ALEX: Five agencies moved together on anti-money laundering this week — the Fed, OCC, FDIC, CFPB, and FinCEN jointly proposed reorienting the Bank Secrecy Act program standard from documentation to demonstrated effectiveness.
That's a fundamental shift in what examiners will actually test.
MORGAN: The core inversion is this: for a decade, BSA exams asked whether a program existed.
This proposal asks whether it works.
Banks must show that staffing, monitoring, and technology spend actually tracks their documented risk — and FinCEN's published national priorities have to be folded directly into each institution's risk assessment.
ALEX: So over-investment in low-risk lines becomes the new finding — if your monitoring is calibrated to your lowest-risk customers while higher-risk activity goes under-resourced, that's the gap examiners will probe.
MORGAN: Exactly.
The Fed published conforming amendments for Board-supervised banks separately, with comments running to September 8.
The interagency window closes around September 6.
The Bank Policy Institute engaged immediately — they're reading this as a defining rewrite of examination posture, not a technical refresh.
ALEX: Circle's national charter is the second major story.
The OCC granted Circle Internet final approval to establish First National Digital Currency Bank, N.A. — the first major dollar-token issuer to complete the full OCC chartering process rather than settle for a conditional or state arrangement.
MORGAN: Circle can now custody its own USDC reserves under direct OCC supervision, replacing a patchwork of state money-transmitter licenses with a single federal framework.
Institutional clients that require a chartered counterparty now have one.
This lands as stablecoin settlement volume hit a reported $1.79 trillion in June, up 63% month-over-month — rails scaling faster than the supervisory framework governing them.
ALEX: Sony Bank holds a conditional OCC trust approval, and Standard Chartered and BNY have already wired stablecoin mint-and-redeem into their platforms.

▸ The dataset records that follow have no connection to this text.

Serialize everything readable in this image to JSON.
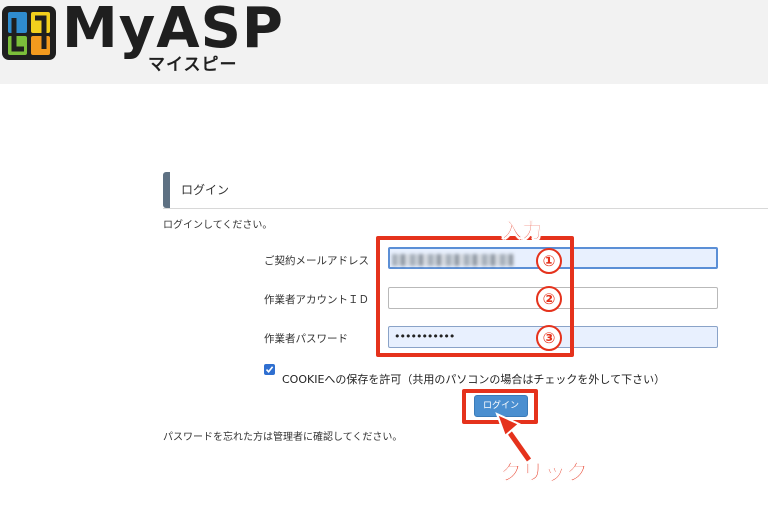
{
  "brand": {
    "name": "MyASP",
    "kana": "マイスピー",
    "colors": {
      "blue": "#2f8ccf",
      "green": "#7bbf3a",
      "orange": "#f39a1e",
      "yellow": "#f2cf1d",
      "dark": "#1f1f1f"
    }
  },
  "panel": {
    "title": "ログイン",
    "intro": "ログインしてください。"
  },
  "form": {
    "email": {
      "label": "ご契約メールアドレス",
      "value": ""
    },
    "account_id": {
      "label": "作業者アカウントＩＤ",
      "value": ""
    },
    "password": {
      "label": "作業者パスワード",
      "value": "•••••••••••"
    },
    "cookie": {
      "label": "COOKIEへの保存を許可（共用のパソコンの場合はチェックを外して下さい）",
      "checked": true
    },
    "submit_label": "ログイン"
  },
  "forgot_text": "パスワードを忘れた方は管理者に確認してください。",
  "annotations": {
    "input_label": "入力",
    "click_label": "クリック",
    "num1": "①",
    "num2": "②",
    "num3": "③",
    "color": "#e5321c"
  }
}
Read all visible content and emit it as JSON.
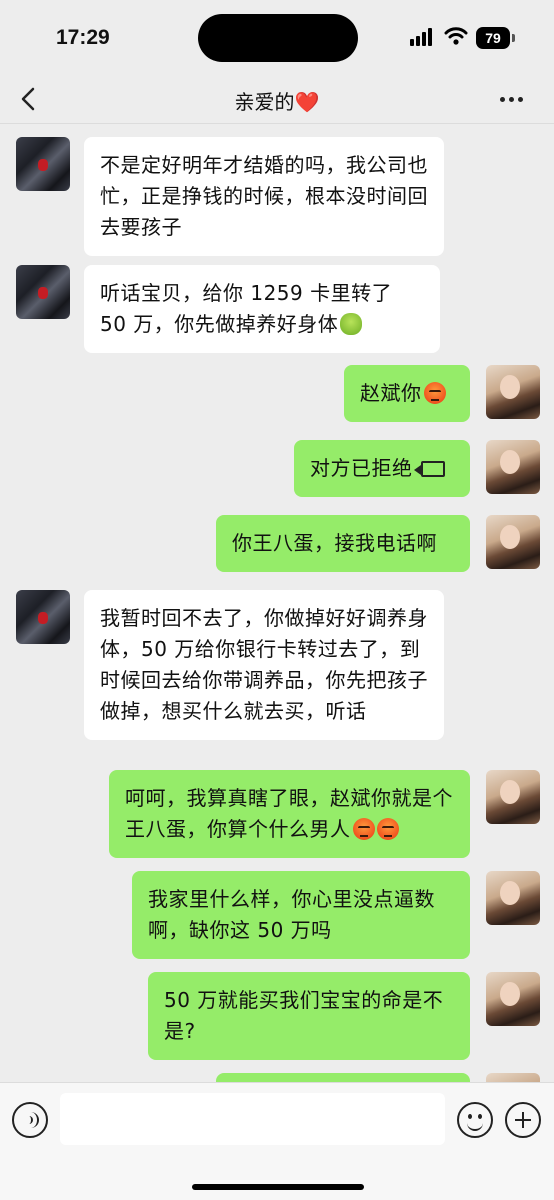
{
  "status_bar": {
    "time": "17:29",
    "battery": "79"
  },
  "nav": {
    "title": "亲爱的",
    "title_emoji": "❤️"
  },
  "messages": [
    {
      "side": "left",
      "text": "不是定好明年才结婚的吗，我公司也忙，正是挣钱的时候，根本没时间回去要孩子"
    },
    {
      "side": "left",
      "text": "听话宝贝，给你 1259 卡里转了 50 万，你先做掉养好身体",
      "emoji": "vomit-face-icon"
    },
    {
      "side": "right",
      "text": "赵斌你",
      "emoji": "angry-face-icon"
    },
    {
      "side": "right",
      "text": "对方已拒绝",
      "icon": "video-call-icon"
    },
    {
      "side": "right",
      "text": "你王八蛋，接我电话啊"
    },
    {
      "side": "left",
      "text": "我暂时回不去了，你做掉好好调养身体，50 万给你银行卡转过去了，到时候回去给你带调养品，你先把孩子做掉，想买什么就去买，听话"
    },
    {
      "side": "right",
      "text": "呵呵，我算真瞎了眼，赵斌你就是个王八蛋，你算个什么男人",
      "emoji": "angry-face-icon x2"
    },
    {
      "side": "right",
      "text": "我家里什么样，你心里没点逼数啊，缺你这 50 万吗"
    },
    {
      "side": "right",
      "text": "50 万就能买我们宝宝的命是不是?"
    }
  ],
  "colors": {
    "background": "#ededed",
    "bubble_self": "#95ec69",
    "bubble_other": "#ffffff"
  }
}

The contest now is who can offer a federally regulated issuer-and-custodian under one roof — Circle reached the finish line first.

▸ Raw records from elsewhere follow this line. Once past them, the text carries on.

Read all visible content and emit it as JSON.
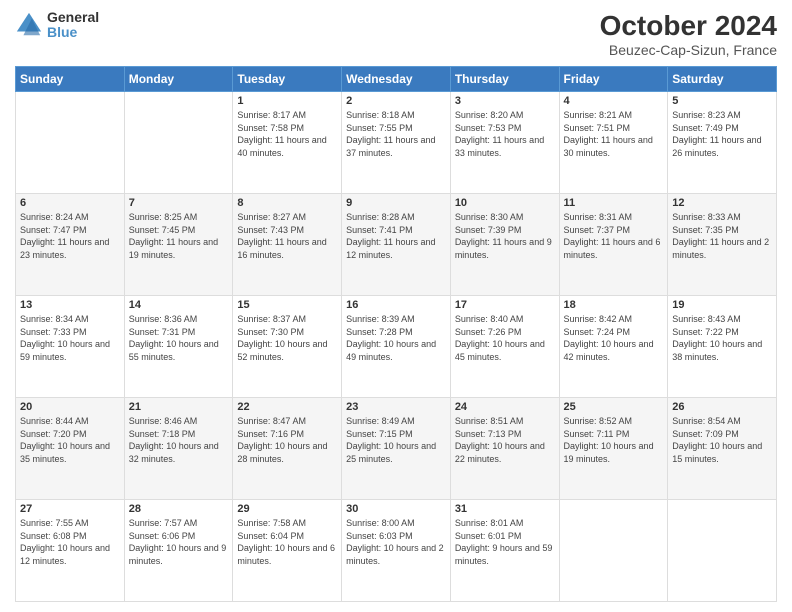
{
  "header": {
    "logo_line1": "General",
    "logo_line2": "Blue",
    "title": "October 2024",
    "subtitle": "Beuzec-Cap-Sizun, France"
  },
  "days_of_week": [
    "Sunday",
    "Monday",
    "Tuesday",
    "Wednesday",
    "Thursday",
    "Friday",
    "Saturday"
  ],
  "weeks": [
    [
      {
        "day": "",
        "info": ""
      },
      {
        "day": "",
        "info": ""
      },
      {
        "day": "1",
        "info": "Sunrise: 8:17 AM\nSunset: 7:58 PM\nDaylight: 11 hours and 40 minutes."
      },
      {
        "day": "2",
        "info": "Sunrise: 8:18 AM\nSunset: 7:55 PM\nDaylight: 11 hours and 37 minutes."
      },
      {
        "day": "3",
        "info": "Sunrise: 8:20 AM\nSunset: 7:53 PM\nDaylight: 11 hours and 33 minutes."
      },
      {
        "day": "4",
        "info": "Sunrise: 8:21 AM\nSunset: 7:51 PM\nDaylight: 11 hours and 30 minutes."
      },
      {
        "day": "5",
        "info": "Sunrise: 8:23 AM\nSunset: 7:49 PM\nDaylight: 11 hours and 26 minutes."
      }
    ],
    [
      {
        "day": "6",
        "info": "Sunrise: 8:24 AM\nSunset: 7:47 PM\nDaylight: 11 hours and 23 minutes."
      },
      {
        "day": "7",
        "info": "Sunrise: 8:25 AM\nSunset: 7:45 PM\nDaylight: 11 hours and 19 minutes."
      },
      {
        "day": "8",
        "info": "Sunrise: 8:27 AM\nSunset: 7:43 PM\nDaylight: 11 hours and 16 minutes."
      },
      {
        "day": "9",
        "info": "Sunrise: 8:28 AM\nSunset: 7:41 PM\nDaylight: 11 hours and 12 minutes."
      },
      {
        "day": "10",
        "info": "Sunrise: 8:30 AM\nSunset: 7:39 PM\nDaylight: 11 hours and 9 minutes."
      },
      {
        "day": "11",
        "info": "Sunrise: 8:31 AM\nSunset: 7:37 PM\nDaylight: 11 hours and 6 minutes."
      },
      {
        "day": "12",
        "info": "Sunrise: 8:33 AM\nSunset: 7:35 PM\nDaylight: 11 hours and 2 minutes."
      }
    ],
    [
      {
        "day": "13",
        "info": "Sunrise: 8:34 AM\nSunset: 7:33 PM\nDaylight: 10 hours and 59 minutes."
      },
      {
        "day": "14",
        "info": "Sunrise: 8:36 AM\nSunset: 7:31 PM\nDaylight: 10 hours and 55 minutes."
      },
      {
        "day": "15",
        "info": "Sunrise: 8:37 AM\nSunset: 7:30 PM\nDaylight: 10 hours and 52 minutes."
      },
      {
        "day": "16",
        "info": "Sunrise: 8:39 AM\nSunset: 7:28 PM\nDaylight: 10 hours and 49 minutes."
      },
      {
        "day": "17",
        "info": "Sunrise: 8:40 AM\nSunset: 7:26 PM\nDaylight: 10 hours and 45 minutes."
      },
      {
        "day": "18",
        "info": "Sunrise: 8:42 AM\nSunset: 7:24 PM\nDaylight: 10 hours and 42 minutes."
      },
      {
        "day": "19",
        "info": "Sunrise: 8:43 AM\nSunset: 7:22 PM\nDaylight: 10 hours and 38 minutes."
      }
    ],
    [
      {
        "day": "20",
        "info": "Sunrise: 8:44 AM\nSunset: 7:20 PM\nDaylight: 10 hours and 35 minutes."
      },
      {
        "day": "21",
        "info": "Sunrise: 8:46 AM\nSunset: 7:18 PM\nDaylight: 10 hours and 32 minutes."
      },
      {
        "day": "22",
        "info": "Sunrise: 8:47 AM\nSunset: 7:16 PM\nDaylight: 10 hours and 28 minutes."
      },
      {
        "day": "23",
        "info": "Sunrise: 8:49 AM\nSunset: 7:15 PM\nDaylight: 10 hours and 25 minutes."
      },
      {
        "day": "24",
        "info": "Sunrise: 8:51 AM\nSunset: 7:13 PM\nDaylight: 10 hours and 22 minutes."
      },
      {
        "day": "25",
        "info": "Sunrise: 8:52 AM\nSunset: 7:11 PM\nDaylight: 10 hours and 19 minutes."
      },
      {
        "day": "26",
        "info": "Sunrise: 8:54 AM\nSunset: 7:09 PM\nDaylight: 10 hours and 15 minutes."
      }
    ],
    [
      {
        "day": "27",
        "info": "Sunrise: 7:55 AM\nSunset: 6:08 PM\nDaylight: 10 hours and 12 minutes."
      },
      {
        "day": "28",
        "info": "Sunrise: 7:57 AM\nSunset: 6:06 PM\nDaylight: 10 hours and 9 minutes."
      },
      {
        "day": "29",
        "info": "Sunrise: 7:58 AM\nSunset: 6:04 PM\nDaylight: 10 hours and 6 minutes."
      },
      {
        "day": "30",
        "info": "Sunrise: 8:00 AM\nSunset: 6:03 PM\nDaylight: 10 hours and 2 minutes."
      },
      {
        "day": "31",
        "info": "Sunrise: 8:01 AM\nSunset: 6:01 PM\nDaylight: 9 hours and 59 minutes."
      },
      {
        "day": "",
        "info": ""
      },
      {
        "day": "",
        "info": ""
      }
    ]
  ]
}
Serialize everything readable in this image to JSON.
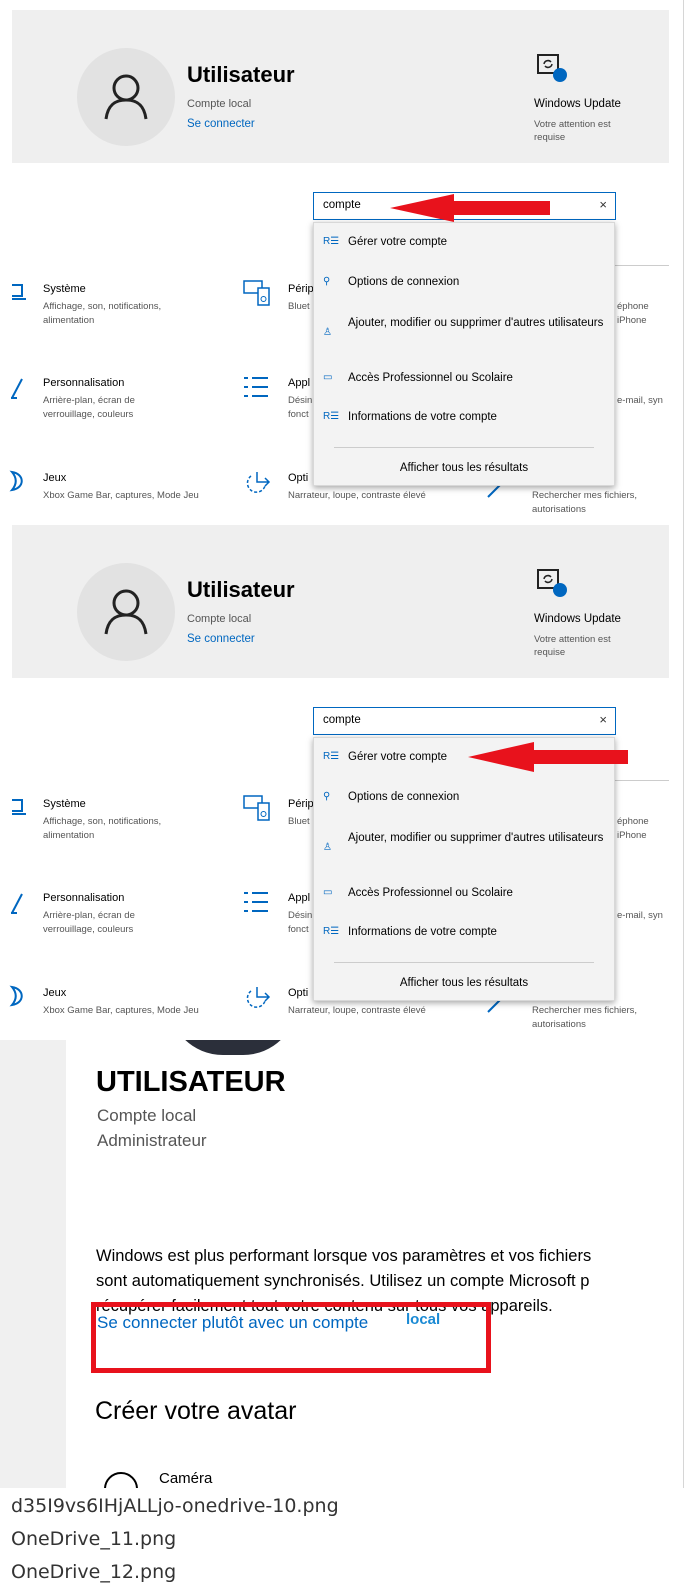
{
  "colors": {
    "accent": "#0067c0",
    "annotation": "#e8121c"
  },
  "panels": [
    {
      "user": {
        "name": "Utilisateur",
        "type": "Compte local",
        "link": "Se connecter"
      },
      "windows_update": {
        "icon": "windows-update-icon",
        "title": "Windows Update",
        "subtitle": "Votre attention est requise"
      },
      "tiles": [
        {
          "icon": "system-icon",
          "title": "Système",
          "subtitle": "Affichage, son, notifications, alimentation"
        },
        {
          "icon": "devices-icon",
          "title": "Périp",
          "subtitle": "Bluet"
        },
        {
          "icon": "phone-icon",
          "title": "éphone",
          "subtitle": "iPhone"
        },
        {
          "icon": "personalization-icon",
          "title": "Personnalisation",
          "subtitle": "Arrière-plan, écran de verrouillage, couleurs"
        },
        {
          "icon": "apps-icon",
          "title": "Appl",
          "subtitle": "Désin fonct"
        },
        {
          "icon": "accounts-icon",
          "title": "",
          "subtitle": "e-mail, syn"
        },
        {
          "icon": "gaming-icon",
          "title": "Jeux",
          "subtitle": "Xbox Game Bar, captures, Mode Jeu"
        },
        {
          "icon": "accessibility-icon",
          "title": "Opti",
          "subtitle": "Narrateur, loupe, contraste élevé"
        },
        {
          "icon": "search-icon",
          "title": "",
          "subtitle": "Rechercher mes fichiers, autorisations"
        }
      ],
      "search": {
        "value": "compte",
        "clear": "×"
      },
      "suggestions": [
        {
          "icon": "account-details-icon",
          "label": "Gérer votre compte"
        },
        {
          "icon": "key-icon",
          "label": "Options de connexion"
        },
        {
          "icon": "add-user-icon",
          "label": "Ajouter, modifier ou supprimer d'autres utilisateurs"
        },
        {
          "icon": "briefcase-icon",
          "label": "Accès Professionnel ou Scolaire"
        },
        {
          "icon": "account-details-icon",
          "label": "Informations de votre compte"
        }
      ],
      "show_all": "Afficher tous les résultats",
      "arrow_target": "search-input"
    },
    {
      "user": {
        "name": "Utilisateur",
        "type": "Compte local",
        "link": "Se connecter"
      },
      "windows_update": {
        "icon": "windows-update-icon",
        "title": "Windows Update",
        "subtitle": "Votre attention est requise"
      },
      "tiles": [
        {
          "icon": "system-icon",
          "title": "Système",
          "subtitle": "Affichage, son, notifications, alimentation"
        },
        {
          "icon": "devices-icon",
          "title": "Périp",
          "subtitle": "Bluet"
        },
        {
          "icon": "phone-icon",
          "title": "éphone",
          "subtitle": "iPhone"
        },
        {
          "icon": "personalization-icon",
          "title": "Personnalisation",
          "subtitle": "Arrière-plan, écran de verrouillage, couleurs"
        },
        {
          "icon": "apps-icon",
          "title": "Appl",
          "subtitle": "Désin fonct"
        },
        {
          "icon": "accounts-icon",
          "title": "",
          "subtitle": "e-mail, syn"
        },
        {
          "icon": "gaming-icon",
          "title": "Jeux",
          "subtitle": "Xbox Game Bar, captures, Mode Jeu"
        },
        {
          "icon": "accessibility-icon",
          "title": "Opti",
          "subtitle": "Narrateur, loupe, contraste élevé"
        },
        {
          "icon": "search-icon",
          "title": "",
          "subtitle": "Rechercher mes fichiers, autorisations"
        }
      ],
      "search": {
        "value": "compte",
        "clear": "×"
      },
      "suggestions": [
        {
          "icon": "account-details-icon",
          "label": "Gérer votre compte"
        },
        {
          "icon": "key-icon",
          "label": "Options de connexion"
        },
        {
          "icon": "add-user-icon",
          "label": "Ajouter, modifier ou supprimer d'autres utilisateurs"
        },
        {
          "icon": "briefcase-icon",
          "label": "Accès Professionnel ou Scolaire"
        },
        {
          "icon": "account-details-icon",
          "label": "Informations de votre compte"
        }
      ],
      "show_all": "Afficher tous les résultats",
      "arrow_target": "suggestion-gerer-votre-compte"
    }
  ],
  "account_page": {
    "name": "UTILISATEUR",
    "type": "Compte local",
    "role": "Administrateur",
    "paragraph": [
      "Windows est plus performant lorsque vos paramètres et vos fichiers",
      "sont automatiquement synchronisés. Utilisez un compte Microsoft p",
      "récupérer facilement tout votre contenu sur tous vos appareils."
    ],
    "signin_link": "Se connecter plutôt avec un compte",
    "signin_annotation": "local",
    "avatar_heading": "Créer votre avatar",
    "camera_label": "Caméra",
    "camera_icon": "camera-icon"
  },
  "captions": [
    "d35I9vs6IHjALLjo-onedrive-10.png",
    "OneDrive_11.png",
    "OneDrive_12.png"
  ]
}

MORGAN: One counterweight worth naming: the GENIUS Act customer-identification rule remains open for comment through August 21.

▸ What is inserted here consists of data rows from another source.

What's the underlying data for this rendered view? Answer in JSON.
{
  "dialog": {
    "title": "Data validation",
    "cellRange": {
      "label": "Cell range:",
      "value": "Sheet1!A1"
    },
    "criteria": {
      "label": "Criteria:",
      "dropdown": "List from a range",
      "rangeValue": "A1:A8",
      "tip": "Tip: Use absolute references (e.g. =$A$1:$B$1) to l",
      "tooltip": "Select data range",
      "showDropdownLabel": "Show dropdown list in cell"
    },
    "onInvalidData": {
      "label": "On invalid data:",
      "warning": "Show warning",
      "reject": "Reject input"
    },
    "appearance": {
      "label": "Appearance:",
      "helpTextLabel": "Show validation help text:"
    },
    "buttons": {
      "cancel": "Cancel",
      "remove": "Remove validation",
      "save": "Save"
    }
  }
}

Circle is operating inside a framework that is still half-written.
ALEX: The 21st Century ROAD to Housing Act took effect overnight Friday without a presidential signature.
Three provisions are now live for community lenders: a custodial-deposit carve-out for banks under ten billion dollars, modified reciprocal-deposit treatment, and a six-billion-dollar asset threshold for the extended 18-month examination cycle.
MORGAN: The reciprocal-deposit change is the one to watch — it widens smaller banks' ability to compete for institutional and corporate balances at exactly the moment tokenized-deposit and stablecoin rails are beginning to compete for the same treasury dollars.
ALEX: Two weeks ago we covered the four-thousand-member community-bank coalition pressing Congress on deposit-flight risk from stablecoins.
This law gives those same banks more durable footing in that fight.
Deposit-operations teams that staged acceptance policies can now activate them.
MORGAN: The exam-cycle threshold also meaningfully reduces recurring supervisory burden for a broad swath of community and regional institutions — both provisions operative immediately.
ALEX: The Supreme Court's Slaughter decision landed Monday — we covered the companion Cook ruling last week, where the Fed survived.
This week, the rest of the independent-agency landscape did not.
Humphrey's Executor is gone — at-will removal now extends to leadership at the OCC, FDIC, CFPB, and NCUA.
MORGAN: Fired NCUA board members Todd Harper and Tanya Otsuka have already asked an appeals court for reinstatement, testing whether the credit-union agency deserves the same carve-out the Court gave the Fed.
That litigation is the first real test of where the new line falls.
ALEX: And the compliance read isn't about any single leadership change — it's that examination priorities and enforcement posture will now swing more sharply with each administration.
Programs built around a stable multi-year supervisory posture need to be stress-tested against faster reversals.
MORGAN: Current supervisory interpretations should be documented before they shift.
That's the practical takeaway.
ALEX: Three additional items carry near-term compliance implications.
The OCC opened the week with a proposal requiring payment stablecoin issuers to build BSA and OFAC programs comparable to national banks — comments close July 24.
Issuers that assumed a lighter money-transmission regime under GENIUS should recalibrate.
MORGAN: The OCC is importing bank-grade anti-money-laundering and sanctions expectations, not creating a lighter-touch alternative track.
ALEX: The CFPB issued a mortgage request for information — the first concrete move under Executive Order 14393 — weighing a materiality standard for TRID disclosure timing and tailored Ability-to-Repay treatment for smaller banks.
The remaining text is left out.